CGF Nedir? CGF Yönteminin Uygulama Alanları Nelerdir?
Hastadan alınan az miktardaki kanın santifrujdan geçirilerek bileşenlerine ayrılması ve bu işlem sonucunda elde edilen platelet yönünden zengin plazmanın, yani yoğun miktarda trombosit ve büyüme faktörleri içeren kısmının, aynı kişiye doku yenilenmesini desteklemek ve cilt gençleştirme amacıyla enjekte edilmesi işlemidir.
CGF (Consantre Growth Factor)
PRP ile santrifüj işleminden geçirilerek elde edilen zengin ve yoğun trombosit (platelet) hücrelerinde bulunan büyüme faktörlerinin, ek birtakım uygulamalar ile aktive edilmesi, açığa çıkarılması ve uygulanması ile gerçekleştirilen tedavi yöntemi CGF olarak adlandırılmaktadır.

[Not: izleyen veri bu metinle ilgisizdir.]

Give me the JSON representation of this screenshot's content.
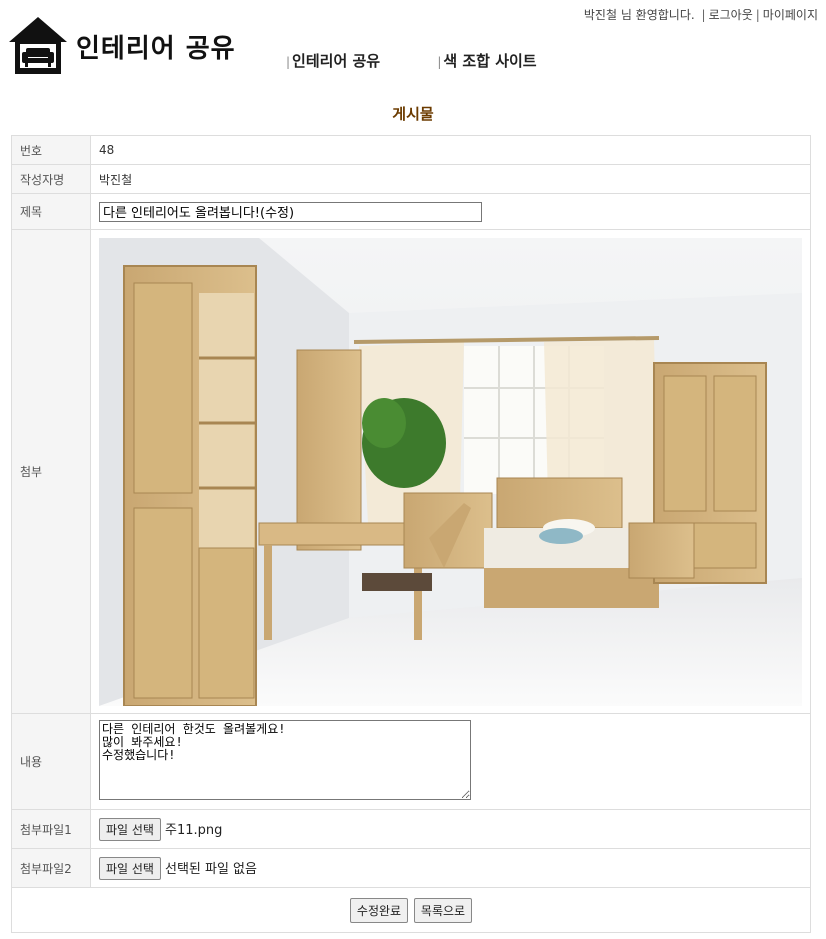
{
  "header": {
    "welcome": "박진철 님 환영합니다.",
    "logout": "로그아웃",
    "mypage": "마이페이지",
    "logo_text": "인테리어 공유"
  },
  "nav": {
    "item1": "인테리어 공유",
    "item2": "색 조합 사이트"
  },
  "board": {
    "title": "게시물",
    "rows": {
      "number_label": "번호",
      "number_value": "48",
      "author_label": "작성자명",
      "author_value": "박진철",
      "subject_label": "제목",
      "subject_value": "다른 인테리어도 올려봅니다!(수정)",
      "attach_label": "첨부",
      "content_label": "내용",
      "content_value": "다른 인테리어 한것도 올려볼게요!\n많이 봐주세요!\n수정했습니다!",
      "file1_label": "첨부파일1",
      "file1_button": "파일 선택",
      "file1_name": "주11.png",
      "file2_label": "첨부파일2",
      "file2_button": "파일 선택",
      "file2_name": "선택된 파일 없음"
    },
    "buttons": {
      "submit": "수정완료",
      "list": "목록으로"
    }
  },
  "colors": {
    "board_title": "#6b3b00",
    "label_bg": "#f5f5f5"
  }
}
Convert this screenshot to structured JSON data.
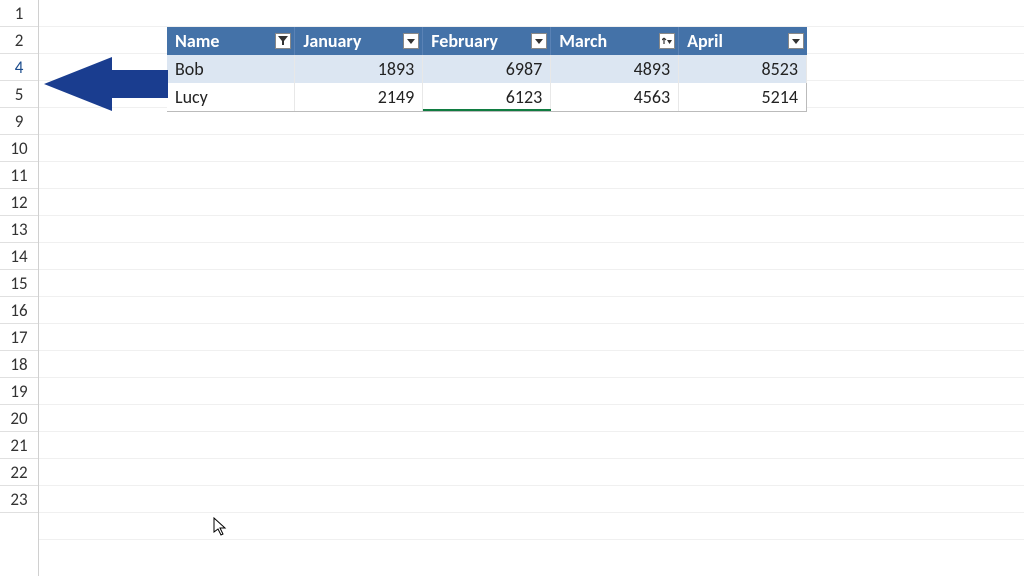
{
  "row_headers": [
    "1",
    "2",
    "4",
    "5",
    "9",
    "10",
    "11",
    "12",
    "13",
    "14",
    "15",
    "16",
    "17",
    "18",
    "19",
    "20",
    "21",
    "22",
    "23"
  ],
  "table": {
    "headers": [
      "Name",
      "January",
      "February",
      "March",
      "April"
    ],
    "rows": [
      {
        "name": "Bob",
        "jan": "1893",
        "feb": "6987",
        "mar": "4893",
        "apr": "8523"
      },
      {
        "name": "Lucy",
        "jan": "2149",
        "feb": "6123",
        "mar": "4563",
        "apr": "5214"
      }
    ]
  },
  "colors": {
    "header_bg": "#4472a8",
    "arrow": "#1a3d8f"
  }
}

PRP uygulaması ile kişiden alınan kan bileşenlerine ayrılmakta ve kanın her mililitresinde trombosit yoğunluğuna sahip olan bir plazma sıvısı elde edilmektedir. Elde edilen zengin trombositler, vücutta kanın pıhtılaşmasını sağlamak dışında büyüme faktörleri salgılama ve dolayısıyla yenilenme sağlama özellikleri de taşımaktadır. CGF işlemi tam olarak bu yapının, yani trombositlerin büyüme faktörlerinin aktive edilmesi işlemidir.
CGF uygulamasıyla, PRP uygulamasıyla elde edilen plazmaya, ek birtakım işlemler uygulanmakta, trombositler aktive edilmekte, açığa çıkarılarak tedavisi amaçlanan bölgeye uygulanmaktadır. Böylece tedavisi amaçlanan bölgede, istenilen yenilenme ve yoğun tedavi edici etki sağlanmaktadır.
CGF Uygulamasında Hangi Yöntemler Kullanılır?
PRP uygulamasıyla ne kadar çok ve trombositten zengin yapıda plazma elde edilebilir ise, CGF uygulamasıyla o kadar çok trombosit aktive edilebilmektedir. Trombositlerin büyüme faktörlerinin aktive edilebilmesi için ek yöntemler uygulanarak parçalanması gerekmektedir. Trombositlerin parçalanmasını sağlayan yöntemleri şu şekilde sıralayabilmekteyiz;
- Radyo frekans yöntemi
- Fiziksel bio-aktivatör
- Kimyasal antagonistler
PRP uygulamasıyla trombosit sayısının yoğunlaştırılması sağlanmakta, yukarıdaki ek yöntemler yoluyla ise trombositlerin büyüme ve iyileştirme süreçleri başlatılmaktadır. CGF yöntemi, elde edilen yoğun trombositlerin tedavi edici, yenileyici ve onarıcı niteliklerini açığa çıkaran işlemdir.
CGF Yönteminin Etkileri Nelerdir?
Parçalanarak aktive edilen trombositler ve konsantre yapıdaki büyüme faktörleri, özellikle hasarlı dokulardaki tamir mekanizmalarını harekete geçirmektedir.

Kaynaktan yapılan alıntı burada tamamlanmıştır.